Except his village, Shekau’s reign of terror did not spare his kinsmen in Borno and Yobe states; even as pain and agony were inflicted on people in all the states in the North East, North West, North Central and other parts of Nigeria.
This is the first time that Falmata voiced out her reservations about her son since his death.
It was learnt that since the time he left his ancestral village when he was young, Shekau visited only once during which he said he was there to revert the people to Islam even though they were all born and brought up as Muslims for decades. The village, located 50 kilometres from Babban Gida, Tarmuwa LGA of Yobe State, is populated by Kanuri, Fulani and Manga who embraced modernity, including sending their children to formal schools which Shekau detested.

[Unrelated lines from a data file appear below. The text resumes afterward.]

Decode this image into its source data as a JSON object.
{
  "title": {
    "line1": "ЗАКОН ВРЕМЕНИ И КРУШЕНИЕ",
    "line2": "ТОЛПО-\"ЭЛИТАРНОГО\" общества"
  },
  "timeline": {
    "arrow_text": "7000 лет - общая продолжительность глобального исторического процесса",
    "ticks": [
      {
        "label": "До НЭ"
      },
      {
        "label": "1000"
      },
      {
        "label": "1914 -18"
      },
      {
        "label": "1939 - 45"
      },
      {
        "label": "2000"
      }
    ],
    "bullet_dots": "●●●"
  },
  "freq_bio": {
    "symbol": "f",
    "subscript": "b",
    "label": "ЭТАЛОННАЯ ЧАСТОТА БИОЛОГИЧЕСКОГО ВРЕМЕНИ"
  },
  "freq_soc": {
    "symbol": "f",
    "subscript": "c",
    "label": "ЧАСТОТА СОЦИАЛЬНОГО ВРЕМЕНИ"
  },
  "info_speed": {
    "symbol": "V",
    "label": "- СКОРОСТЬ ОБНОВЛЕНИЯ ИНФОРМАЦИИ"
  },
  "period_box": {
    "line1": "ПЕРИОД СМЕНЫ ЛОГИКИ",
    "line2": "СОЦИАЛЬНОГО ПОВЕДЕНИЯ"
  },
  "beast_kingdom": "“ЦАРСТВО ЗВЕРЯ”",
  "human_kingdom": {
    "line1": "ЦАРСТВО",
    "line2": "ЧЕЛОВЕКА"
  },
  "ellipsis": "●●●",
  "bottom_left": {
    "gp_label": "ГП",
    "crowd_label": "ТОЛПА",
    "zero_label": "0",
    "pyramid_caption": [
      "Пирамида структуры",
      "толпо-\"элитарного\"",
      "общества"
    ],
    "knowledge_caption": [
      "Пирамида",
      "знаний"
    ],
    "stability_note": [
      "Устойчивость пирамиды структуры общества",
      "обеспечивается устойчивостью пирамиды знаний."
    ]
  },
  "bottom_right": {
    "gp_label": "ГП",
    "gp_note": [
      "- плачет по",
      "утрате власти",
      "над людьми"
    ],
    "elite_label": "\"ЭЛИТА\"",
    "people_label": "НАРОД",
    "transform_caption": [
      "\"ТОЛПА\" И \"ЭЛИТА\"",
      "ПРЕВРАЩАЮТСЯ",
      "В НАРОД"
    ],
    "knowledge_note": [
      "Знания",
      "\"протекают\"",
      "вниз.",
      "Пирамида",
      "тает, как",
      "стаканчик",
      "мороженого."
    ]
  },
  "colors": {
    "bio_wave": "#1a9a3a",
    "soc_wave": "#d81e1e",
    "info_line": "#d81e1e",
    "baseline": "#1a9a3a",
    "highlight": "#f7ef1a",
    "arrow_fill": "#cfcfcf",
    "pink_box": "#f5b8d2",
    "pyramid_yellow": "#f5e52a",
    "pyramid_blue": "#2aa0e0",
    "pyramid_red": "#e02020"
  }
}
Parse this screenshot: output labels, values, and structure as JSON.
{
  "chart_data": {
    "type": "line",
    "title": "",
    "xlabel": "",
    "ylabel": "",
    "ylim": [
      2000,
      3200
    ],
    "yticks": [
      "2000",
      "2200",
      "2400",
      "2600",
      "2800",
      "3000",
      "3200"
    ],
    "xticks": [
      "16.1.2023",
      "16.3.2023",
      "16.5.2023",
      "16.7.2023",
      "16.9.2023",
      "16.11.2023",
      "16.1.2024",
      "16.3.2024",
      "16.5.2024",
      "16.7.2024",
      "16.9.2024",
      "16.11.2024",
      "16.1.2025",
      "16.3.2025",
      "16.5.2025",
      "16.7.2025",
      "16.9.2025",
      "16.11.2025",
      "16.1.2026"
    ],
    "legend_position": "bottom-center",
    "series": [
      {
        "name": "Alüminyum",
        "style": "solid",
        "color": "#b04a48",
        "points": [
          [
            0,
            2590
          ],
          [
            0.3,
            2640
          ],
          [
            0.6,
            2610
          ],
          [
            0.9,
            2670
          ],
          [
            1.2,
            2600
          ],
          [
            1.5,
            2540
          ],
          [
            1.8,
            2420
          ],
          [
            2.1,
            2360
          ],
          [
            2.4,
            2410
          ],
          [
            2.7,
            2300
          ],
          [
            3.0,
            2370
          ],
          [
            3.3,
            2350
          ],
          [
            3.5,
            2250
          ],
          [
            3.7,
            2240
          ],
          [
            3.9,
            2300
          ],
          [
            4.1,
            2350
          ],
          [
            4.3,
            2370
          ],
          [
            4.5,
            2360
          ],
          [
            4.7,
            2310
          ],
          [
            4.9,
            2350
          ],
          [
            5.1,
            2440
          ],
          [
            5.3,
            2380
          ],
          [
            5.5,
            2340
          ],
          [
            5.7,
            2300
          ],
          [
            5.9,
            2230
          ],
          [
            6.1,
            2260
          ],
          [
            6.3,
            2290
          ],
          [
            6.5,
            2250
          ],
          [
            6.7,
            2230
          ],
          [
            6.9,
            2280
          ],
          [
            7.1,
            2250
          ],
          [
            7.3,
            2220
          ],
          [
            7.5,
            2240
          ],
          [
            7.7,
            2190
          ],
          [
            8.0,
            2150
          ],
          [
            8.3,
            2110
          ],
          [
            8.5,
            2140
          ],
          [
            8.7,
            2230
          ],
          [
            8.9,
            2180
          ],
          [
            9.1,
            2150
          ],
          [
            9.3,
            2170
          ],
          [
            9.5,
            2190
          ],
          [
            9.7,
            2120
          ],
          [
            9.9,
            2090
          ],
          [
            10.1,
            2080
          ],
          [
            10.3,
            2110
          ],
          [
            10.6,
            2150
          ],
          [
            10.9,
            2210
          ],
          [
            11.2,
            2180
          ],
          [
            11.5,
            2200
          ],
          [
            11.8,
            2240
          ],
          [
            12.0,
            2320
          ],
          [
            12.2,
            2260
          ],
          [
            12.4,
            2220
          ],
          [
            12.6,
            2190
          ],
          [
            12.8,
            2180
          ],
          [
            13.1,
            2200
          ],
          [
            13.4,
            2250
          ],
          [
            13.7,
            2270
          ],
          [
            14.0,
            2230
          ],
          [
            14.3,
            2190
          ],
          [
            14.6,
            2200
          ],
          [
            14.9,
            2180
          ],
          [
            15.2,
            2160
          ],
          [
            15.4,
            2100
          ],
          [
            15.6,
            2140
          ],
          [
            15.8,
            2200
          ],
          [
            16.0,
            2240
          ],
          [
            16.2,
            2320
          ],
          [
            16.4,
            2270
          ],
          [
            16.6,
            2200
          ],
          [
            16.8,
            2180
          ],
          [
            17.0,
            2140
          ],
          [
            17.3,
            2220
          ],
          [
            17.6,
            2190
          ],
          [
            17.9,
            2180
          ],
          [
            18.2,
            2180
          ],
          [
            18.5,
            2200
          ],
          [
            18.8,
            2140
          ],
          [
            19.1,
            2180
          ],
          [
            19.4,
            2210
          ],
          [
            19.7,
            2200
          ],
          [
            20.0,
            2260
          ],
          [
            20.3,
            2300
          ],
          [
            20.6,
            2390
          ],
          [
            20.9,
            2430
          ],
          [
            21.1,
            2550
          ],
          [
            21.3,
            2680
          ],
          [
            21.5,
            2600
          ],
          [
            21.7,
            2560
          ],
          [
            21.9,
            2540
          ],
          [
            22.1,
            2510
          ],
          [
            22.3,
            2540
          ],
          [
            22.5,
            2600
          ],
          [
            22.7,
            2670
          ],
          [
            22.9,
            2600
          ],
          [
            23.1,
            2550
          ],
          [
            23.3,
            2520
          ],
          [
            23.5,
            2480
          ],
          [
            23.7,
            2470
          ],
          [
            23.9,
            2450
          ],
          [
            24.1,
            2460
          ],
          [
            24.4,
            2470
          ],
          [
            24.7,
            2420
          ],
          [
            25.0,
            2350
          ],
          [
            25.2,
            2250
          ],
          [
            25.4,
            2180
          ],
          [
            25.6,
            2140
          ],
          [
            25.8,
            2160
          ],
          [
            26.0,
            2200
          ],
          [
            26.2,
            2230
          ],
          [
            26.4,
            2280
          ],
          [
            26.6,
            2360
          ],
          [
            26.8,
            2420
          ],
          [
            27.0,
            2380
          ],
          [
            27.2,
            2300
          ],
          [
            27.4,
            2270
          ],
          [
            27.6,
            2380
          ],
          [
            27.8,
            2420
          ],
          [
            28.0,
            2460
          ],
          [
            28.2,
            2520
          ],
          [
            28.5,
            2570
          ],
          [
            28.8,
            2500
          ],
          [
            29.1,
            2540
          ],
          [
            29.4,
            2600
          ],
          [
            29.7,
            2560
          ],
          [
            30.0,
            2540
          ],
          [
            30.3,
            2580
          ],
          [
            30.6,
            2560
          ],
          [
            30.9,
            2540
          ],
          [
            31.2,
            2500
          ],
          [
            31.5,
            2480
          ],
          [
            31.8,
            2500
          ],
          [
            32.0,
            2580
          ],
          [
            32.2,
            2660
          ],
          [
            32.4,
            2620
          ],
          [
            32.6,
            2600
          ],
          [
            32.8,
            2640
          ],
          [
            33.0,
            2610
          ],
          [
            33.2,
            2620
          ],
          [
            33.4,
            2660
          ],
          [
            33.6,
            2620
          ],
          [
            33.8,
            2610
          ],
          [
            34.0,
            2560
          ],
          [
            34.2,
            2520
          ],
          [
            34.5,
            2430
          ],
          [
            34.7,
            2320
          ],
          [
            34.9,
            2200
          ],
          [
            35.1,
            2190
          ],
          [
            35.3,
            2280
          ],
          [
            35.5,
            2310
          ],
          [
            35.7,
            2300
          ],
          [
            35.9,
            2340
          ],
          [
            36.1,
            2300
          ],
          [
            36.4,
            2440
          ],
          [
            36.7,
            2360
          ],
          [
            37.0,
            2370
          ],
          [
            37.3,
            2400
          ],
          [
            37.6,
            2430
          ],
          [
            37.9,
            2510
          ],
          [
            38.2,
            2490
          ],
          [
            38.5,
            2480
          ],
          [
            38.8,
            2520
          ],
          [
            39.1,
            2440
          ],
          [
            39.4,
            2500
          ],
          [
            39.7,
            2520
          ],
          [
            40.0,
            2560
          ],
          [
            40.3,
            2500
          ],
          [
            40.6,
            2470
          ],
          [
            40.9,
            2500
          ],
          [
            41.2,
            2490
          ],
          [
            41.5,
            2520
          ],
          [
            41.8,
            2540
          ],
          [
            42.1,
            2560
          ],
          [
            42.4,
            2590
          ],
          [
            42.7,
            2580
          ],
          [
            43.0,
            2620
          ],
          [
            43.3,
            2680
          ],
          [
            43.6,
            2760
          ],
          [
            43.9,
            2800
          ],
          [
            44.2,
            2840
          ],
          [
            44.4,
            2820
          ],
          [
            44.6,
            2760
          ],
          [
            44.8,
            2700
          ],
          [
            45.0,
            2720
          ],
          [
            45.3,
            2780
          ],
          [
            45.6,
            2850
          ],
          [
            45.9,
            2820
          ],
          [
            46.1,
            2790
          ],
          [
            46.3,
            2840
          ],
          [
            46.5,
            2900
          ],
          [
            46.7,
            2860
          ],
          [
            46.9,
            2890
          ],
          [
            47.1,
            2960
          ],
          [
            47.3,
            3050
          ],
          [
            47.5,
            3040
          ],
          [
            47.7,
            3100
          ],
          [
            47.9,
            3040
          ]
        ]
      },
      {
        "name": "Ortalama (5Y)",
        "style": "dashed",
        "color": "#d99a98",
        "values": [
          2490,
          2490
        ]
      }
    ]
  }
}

“I don’t know if he (Shekau) had any offspring,” his mother told Trust TV.
Falmata said: “I gave birth to him and that is the only and last thing between us. Whether he is alive or not; we have parted ways. I never knew whether he had any offspring. He inflicted severe pain on me. God Almighty will judge between us in the hereafter.”
The district head of Shekau, Malam Lawan Gana, described the late Boko Haram leader as ‘stubborn”; while his uncle, Zannah Sule, described him as a “disaster to us.”
Born in the 70s, Shekau took over from the founder of the group, Mohammed Yusuf in 2009 and was denounced by Islamic State West Africa Province (ISWAP). Before his dethronement, Shekau had sworn allegiance to IS in March 2015.
His dislodgement in 2016 heralded the rise of the relatively young Abu Mus’ab Al-Barnawi (son of Yusuf) as ISWAP leader and at the same time the split of the terrorist group into two factions until when ISWAP fighters engaged Shekau in a fierce battle that led him to kill himself at one of his enclaves at the Sambisa forest.
The US State Department’s Rewards for Justice Programme had placed a bounty of $7m for information that would lead to Shekau’s capture.